Altın ve gümüş dışındaki madenlerden edinilen yüzük

Hanefî Mezhebine göre demir, kurşun, bakır, sarı ve pirinç madeninden yapılan yüzüğü takmak erkek ve kadın için tahrimen mekruhtur. Bu madenlerden yapılan yüzüğün takılmasının tahrimen mekruh olmasının dayanağı şu hadisi şeriftir:

Sünen sahipleri Abdullah b. Büreyde’den, onun da babasından (Allah ondan razı olsun) naklettiği bir senetle rivayet ederler ki; bir kişi, Peygamber Efendimiz (Sallâllâhu Aleyhi ve Sellem)’e geldi. Parmağında sarı bakırdan yapılmış bir yüzük vardı. Peygamber Efendimiz (Sallâllâhu Aleyhi ve Sellem) ona: “Bana ne oluyor ki senden putların kokusunun geldiğini hissediyorum?” dedi. Bunun üzerine kişi parmağından o yüzüğü çıkarıp attı. İkinci kez Peygamber Efendimiz (Sallâllâhu Aleyhi ve Sellem)’e geldiğinde parmağında demirden bir yüzük vardı. Peygamber Efendimiz (Sallâllâhu Aleyhi ve Sellem) ona : “Bana ne oluyor ki, senin üzerinde cehennem ehlinin süsünü görüyorum” dedi. Kişi onu da çıkarıp attı ve: “Ey Allah’ın Resulü, peki hangi maddeden yüzük edineyim?” diye sorunca Peygamber Efendimiz (Sallâllâhu Aleyhi ve Sellem): “Gümüşten bir yüzük tak, fakat ağırlığı bir miskali geçmesin” buyurdu.[15]

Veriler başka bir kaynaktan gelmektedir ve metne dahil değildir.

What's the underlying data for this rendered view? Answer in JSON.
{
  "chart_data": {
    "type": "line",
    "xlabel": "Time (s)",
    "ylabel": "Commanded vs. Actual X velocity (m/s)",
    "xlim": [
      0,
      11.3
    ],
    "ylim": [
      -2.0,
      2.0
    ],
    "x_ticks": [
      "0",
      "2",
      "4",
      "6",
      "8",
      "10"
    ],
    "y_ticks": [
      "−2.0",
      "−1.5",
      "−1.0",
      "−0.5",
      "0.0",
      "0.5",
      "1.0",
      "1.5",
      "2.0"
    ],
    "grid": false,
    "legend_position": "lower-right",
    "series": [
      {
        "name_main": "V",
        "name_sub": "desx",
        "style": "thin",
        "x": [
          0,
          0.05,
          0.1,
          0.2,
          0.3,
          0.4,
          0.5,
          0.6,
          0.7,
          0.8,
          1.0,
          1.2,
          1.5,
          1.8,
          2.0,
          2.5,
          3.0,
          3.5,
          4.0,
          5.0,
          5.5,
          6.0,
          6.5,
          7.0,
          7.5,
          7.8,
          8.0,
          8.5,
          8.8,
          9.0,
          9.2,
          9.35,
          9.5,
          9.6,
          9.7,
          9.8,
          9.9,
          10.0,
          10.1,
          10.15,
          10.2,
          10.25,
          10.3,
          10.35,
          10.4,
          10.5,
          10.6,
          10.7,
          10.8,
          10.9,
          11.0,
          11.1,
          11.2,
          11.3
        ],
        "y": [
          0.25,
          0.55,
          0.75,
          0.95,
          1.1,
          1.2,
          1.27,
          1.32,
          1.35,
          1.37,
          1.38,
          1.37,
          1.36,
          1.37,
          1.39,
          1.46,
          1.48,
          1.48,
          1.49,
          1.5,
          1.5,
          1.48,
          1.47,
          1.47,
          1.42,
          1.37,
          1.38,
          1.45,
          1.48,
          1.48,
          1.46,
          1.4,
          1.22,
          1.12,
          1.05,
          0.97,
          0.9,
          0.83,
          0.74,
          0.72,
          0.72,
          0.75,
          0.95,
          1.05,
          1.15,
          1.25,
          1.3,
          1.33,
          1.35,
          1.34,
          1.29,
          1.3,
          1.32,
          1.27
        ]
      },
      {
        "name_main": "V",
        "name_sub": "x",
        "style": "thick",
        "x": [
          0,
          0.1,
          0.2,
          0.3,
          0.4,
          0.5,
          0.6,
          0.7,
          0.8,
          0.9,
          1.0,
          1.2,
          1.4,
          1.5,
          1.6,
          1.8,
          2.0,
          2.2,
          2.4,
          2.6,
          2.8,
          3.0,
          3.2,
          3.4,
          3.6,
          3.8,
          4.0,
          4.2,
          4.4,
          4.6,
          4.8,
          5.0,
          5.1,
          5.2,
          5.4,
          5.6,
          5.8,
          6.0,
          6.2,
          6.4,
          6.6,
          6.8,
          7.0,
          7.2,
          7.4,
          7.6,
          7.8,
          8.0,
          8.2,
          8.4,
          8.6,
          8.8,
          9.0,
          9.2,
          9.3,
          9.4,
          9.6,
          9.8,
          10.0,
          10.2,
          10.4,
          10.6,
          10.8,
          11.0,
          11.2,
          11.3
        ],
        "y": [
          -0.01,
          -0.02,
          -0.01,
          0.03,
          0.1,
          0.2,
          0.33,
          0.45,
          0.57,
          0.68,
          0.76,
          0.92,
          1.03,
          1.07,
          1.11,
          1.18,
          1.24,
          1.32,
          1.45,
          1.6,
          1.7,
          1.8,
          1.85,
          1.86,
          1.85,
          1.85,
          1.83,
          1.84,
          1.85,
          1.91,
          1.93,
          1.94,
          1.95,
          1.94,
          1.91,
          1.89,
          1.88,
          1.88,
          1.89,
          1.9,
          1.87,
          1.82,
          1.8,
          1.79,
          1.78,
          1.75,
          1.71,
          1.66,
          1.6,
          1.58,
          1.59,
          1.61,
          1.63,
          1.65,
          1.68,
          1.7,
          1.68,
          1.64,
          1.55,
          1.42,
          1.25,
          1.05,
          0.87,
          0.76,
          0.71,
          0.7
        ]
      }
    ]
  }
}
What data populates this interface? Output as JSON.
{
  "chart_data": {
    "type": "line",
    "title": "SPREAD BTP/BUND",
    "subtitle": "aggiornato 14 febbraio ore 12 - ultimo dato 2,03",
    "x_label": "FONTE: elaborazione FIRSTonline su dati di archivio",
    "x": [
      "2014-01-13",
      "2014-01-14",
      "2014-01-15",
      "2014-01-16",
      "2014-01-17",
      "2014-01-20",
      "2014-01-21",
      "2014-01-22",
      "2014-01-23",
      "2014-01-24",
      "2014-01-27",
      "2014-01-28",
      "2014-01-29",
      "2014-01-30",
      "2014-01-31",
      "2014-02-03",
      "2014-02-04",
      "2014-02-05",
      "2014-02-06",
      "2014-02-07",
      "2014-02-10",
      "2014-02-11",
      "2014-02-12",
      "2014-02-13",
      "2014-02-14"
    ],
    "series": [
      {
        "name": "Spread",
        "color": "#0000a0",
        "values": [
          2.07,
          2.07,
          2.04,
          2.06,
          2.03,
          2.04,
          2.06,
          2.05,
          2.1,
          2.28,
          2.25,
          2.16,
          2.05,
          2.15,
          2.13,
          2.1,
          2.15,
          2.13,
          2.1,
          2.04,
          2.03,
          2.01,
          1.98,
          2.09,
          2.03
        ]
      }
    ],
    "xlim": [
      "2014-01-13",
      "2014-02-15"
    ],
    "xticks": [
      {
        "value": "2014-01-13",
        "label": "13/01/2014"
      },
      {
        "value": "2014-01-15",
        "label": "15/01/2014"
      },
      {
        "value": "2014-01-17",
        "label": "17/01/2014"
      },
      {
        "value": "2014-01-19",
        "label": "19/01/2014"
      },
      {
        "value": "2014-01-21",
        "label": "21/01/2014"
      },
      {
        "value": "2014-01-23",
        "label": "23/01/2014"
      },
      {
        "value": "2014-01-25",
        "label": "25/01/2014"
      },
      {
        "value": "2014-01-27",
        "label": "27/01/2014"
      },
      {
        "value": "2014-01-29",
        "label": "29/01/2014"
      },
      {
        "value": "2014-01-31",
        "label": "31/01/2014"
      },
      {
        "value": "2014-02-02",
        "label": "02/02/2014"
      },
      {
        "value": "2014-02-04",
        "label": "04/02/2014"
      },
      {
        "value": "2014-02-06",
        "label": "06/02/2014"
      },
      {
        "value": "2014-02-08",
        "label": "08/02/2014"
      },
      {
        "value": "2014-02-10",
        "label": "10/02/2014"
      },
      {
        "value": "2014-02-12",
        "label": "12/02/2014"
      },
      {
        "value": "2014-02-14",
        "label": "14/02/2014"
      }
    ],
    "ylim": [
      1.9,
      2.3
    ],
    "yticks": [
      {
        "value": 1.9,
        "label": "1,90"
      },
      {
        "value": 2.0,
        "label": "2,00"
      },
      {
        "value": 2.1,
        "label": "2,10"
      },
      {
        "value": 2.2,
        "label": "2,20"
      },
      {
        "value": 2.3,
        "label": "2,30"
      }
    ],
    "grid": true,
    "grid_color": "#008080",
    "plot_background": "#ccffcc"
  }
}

Görüldüğü gibi hadis-i şerifte erkek, kadın ayırımı yapılmadan pirinç yüzük için putların imal edilmesi üzerinde durulmuş, demir yüzük için ise cehennem ehlinin takısı olması üzerinde durulmuştur. Buna dayanarak âlimler putların imalinde kullanılan kurşun, bakır vb. madenleri de pirinç madenine ilhak edip tahrimen mekruh hükmü vermişlerdir.[16]

İmam Muhammed (Allah ona rahmet etsin) Kitabu’l-Asar isimli eserinde şöyle demiştir: “Altın ve demir yüzük takmak bizim hoşumuza gitmez, ayrıca erkeğin gümüş dışında hiçbir takı takması güzel değildir. Kadının ise altın takı takmasında da bir beis yoktur. Bu, Ebu Hanife’nin de (Allah ona rahmet etsin) görüşüdür[17].

Muvatta rivayetinde İmam Muhammed (Allah ona rahmet etsin) “Erkekler altın, demir ve sarı madeninden yapılmış yüzük takamazlar, ancak gümüş yüzük takabilirler. Kadınların ise altın yüzük takmalarında bir beis yoktur” demiştir.[18]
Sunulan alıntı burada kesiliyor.